Indepth Arts News: |
"Miss Van: Solo Show"
2007-11-24 until 2007-12-29
Galerie Magda Danysz
The Miss Van phenomenon returns for a solo show, the biggest she has ever
prepared, in the new Magda Danysz gallery space. It would make sense that an opening for
an exhibition of the sexy, sloe-eyed, pretty girls packing some serious action and otherwise
known as Miss Van’s poupées (“dolls”), would be...swelteringly, sizzling, hot.
The solo show runs from November 24th to December 29th, 2007, at Magda Danysz
gallery, 78 rue Amelot, Paris 11, France.
Miss Van earned her stripes on the streets of her native Toulouse – a city in Southwestern
France that is home to a world-famous graffiti scene - where she set the standard for her
peers and discovered an early affection for ruffling feathers.

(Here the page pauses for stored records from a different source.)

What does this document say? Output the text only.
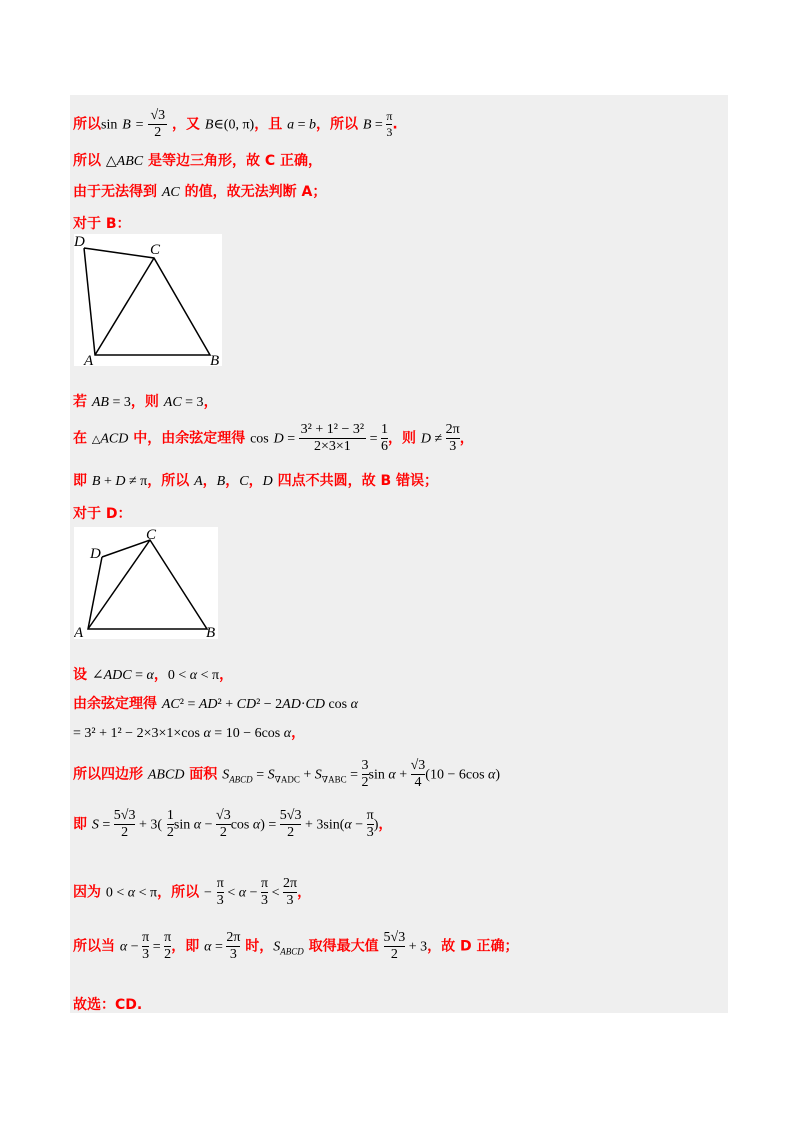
所以$\sin B = \frac{√3}{2}$ ，又 B∈(0, π)，且 a = b，所以 $B = \frac{\pi}{3}$ .
所以 △ABC 是等边三角形，故 C 正确，
由于无法得到 AC 的值，故无法判断 A；
对于 B：
D	C
A	B
若 AB = 3，则 AC = 3，
在 △ACD 中，由余弦定理得 $\cos D = \frac{\text{3² + 1² − 3²}}{2\times 3\times 1} = \frac{1}{6}$ ，则 $D \ne \frac{2\pi}{3}$ ，
即 B + D ≠ π，所以 A，B，C，D 四点不共圆，故 B 错误；
对于 D：
D
C
A	B
设 ∠ADC = α，0 < α < π，
由余弦定理得 AC² = AD² + CD² − 2AD·CD cos α
= 3² + 1² − 2×3×1×cos α = 10 − 6cos α，
所以四边形 ABCD 面积 $S_{ABCD} = S_{\nabla ADC} + S_{\nabla ABC} = \frac{3}{2}$ $\sin \alpha + \frac{√3}{4} (10 - 6\cos$ α)
即 $S = \frac{5√3}{2} + 3( \frac{1}{2}$ $\sin \alpha - \frac{√3}{2}$ $\cos \alpha) = \frac{5√3}{2} + 3\sin(\alpha - \frac{\pi}{3}$ )，
因为 0 < α < π，所以 − $\frac{\pi}{3} < \alpha - \frac{\pi}{3} < \frac{2\pi}{3}$ ，
所以当 $\alpha - \frac{\pi}{3} = \frac{\pi}{2}$ ，即 $\alpha = \frac{2\pi}{3}$ 时，$S_{ABCD}$ 取得最大值 $\frac{5√3}{2} + 3$，故 D 正确；
故选：CD.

With their old-fashioned pin-up
poses and exposed flesh, they seem destined to become objects of scrutiny, if not obsession,
as all exquisitely mysterious women invariably are. Miss Van encountered a certain amount
of political censorship in her early experience painting in her native Toulouse. She is careful
to point out, though, that that criticism came from outside the graffiti scene, and that her
freedom as an artist is central to her work: “I just want to express my fantasy.”

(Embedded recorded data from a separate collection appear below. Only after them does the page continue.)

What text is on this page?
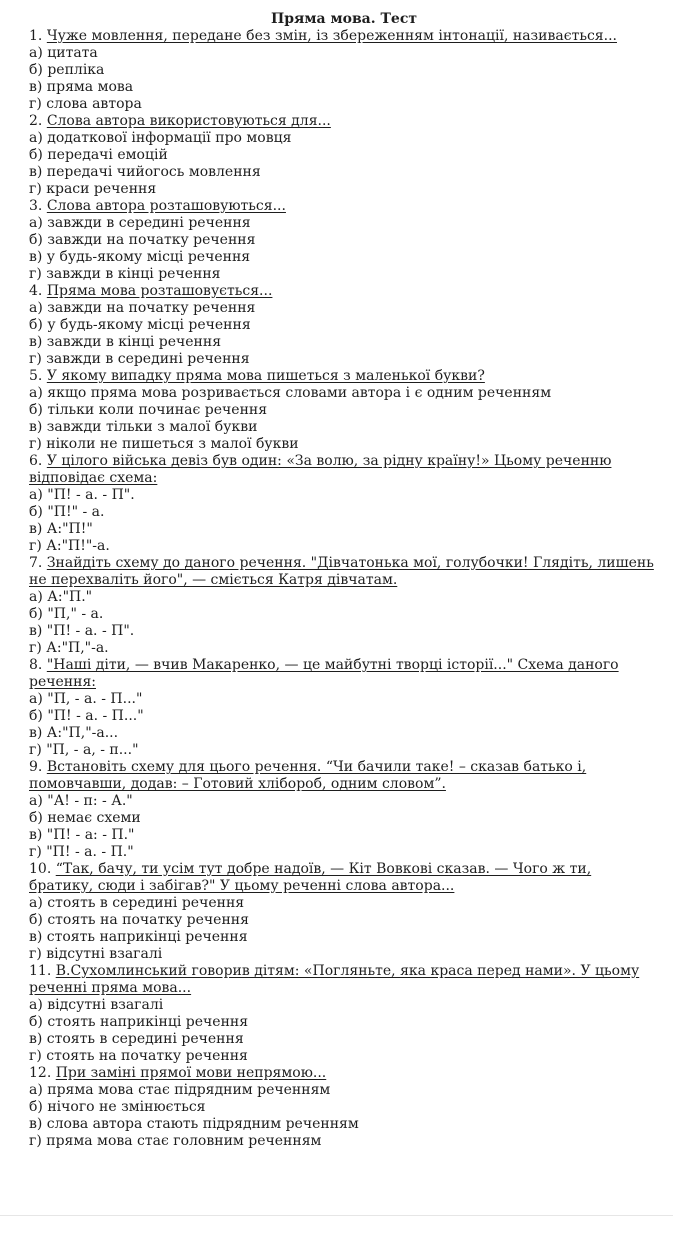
Пряма мова. Тест

1. Чуже мовлення, передане без змін, із збереженням інтонації, називається...

а) цитата

б) репліка

в) пряма мова

г) слова автора

2. Слова автора використовуються для...

а) додаткової інформації про мовця

б) передачі емоцій

в) передачі чийогось мовлення

г) краси речення

3. Слова автора розташовуються...

а) завжди в середині речення

б) завжди на початку речення

в) у будь-якому місці речення

г) завжди в кінці речення

4. Пряма мова розташовується...

а) завжди на початку речення

б) у будь-якому місці речення

в) завжди в кінці речення

г) завжди в середині речення

5. У якому випадку пряма мова пишеться з маленької букви?

а) якщо пряма мова розривається словами автора і є одним реченням

б) тільки коли починає речення

в) завжди тільки з малої букви

г) ніколи не пишеться з малої букви

6. У цілого війська девіз був один: «За волю, за рідну країну!» Цьому реченню відповідає схема:

а) "П! - а. - П".

б) "П!" - а.

в) А:"П!"

г) А:"П!"-а.

7. Знайдіть схему до даного речення. "Дівчатонька мої, голубочки! Глядіть, лишень не перехваліть його", — сміється Катря дівчатам.

а) А:"П."

б) "П," - а.

в) "П! - а. - П".

г) А:"П,"-а.

8. "Наші діти, — вчив Макаренко, — це майбутні творці історії..." Схема даного речення:

а) "П, - а. - П..."

б) "П! - а. - П..."

в) А:"П,"-а...

г) "П, - а, - п..."

9. Встановіть схему для цього речення. “Чи бачили таке! – сказав батько і, помовчавши, додав: – Готовий хлібороб, одним словом”.

а) "А! - п: - А."

б) немає схеми

в) "П! - а: - П."

г) "П! - а. - П."

10. “Так, бачу, ти усім тут добре надоїв, — Кіт Вовкові сказав. — Чого ж ти, братику, сюди і забігав?" У цьому реченні слова автора...

а) стоять в середині речення

б) стоять на початку речення

в) стоять наприкінці речення

г) відсутні взагалі

11. В.Сухомлинський говорив дітям: «Погляньте, яка краса перед нами». У цьому реченні пряма мова...

а) відсутні взагалі

б) стоять наприкінці речення

в) стоять в середині речення

г) стоять на початку речення

12. При заміні прямої мови непрямою...

а) пряма мова стає підрядним реченням

б) нічого не змінюється

в) слова автора стають підрядним реченням

г) пряма мова стає головним реченням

Although nearly inhuman in their delicate
transposition of a certain dangerous
cuteness, it’s impossible not to notice
that her paintings bear more than a
slight resemblance to Miss Van
herself. She recognizes it and even
admits to a phase of sometimes “dressing
like my dolls”.
An artist from a young age, Miss Van
dedicated herself to art school and graffiti
at the same time, and made no efforts to
hide her love for street art from her
professors. In the early 1990s, she began
tagging and going around with friends. It was not long before she began to develop her
trademark “sexy, erotic images that will disturb or seduce people on the street.” She likes to
explore the symbiotic relationship between artist and public space, especially the fact that she
can deposit images freely into a fully engaged environment and thereby encourage a
heightened level of interplay between the viewer and her work.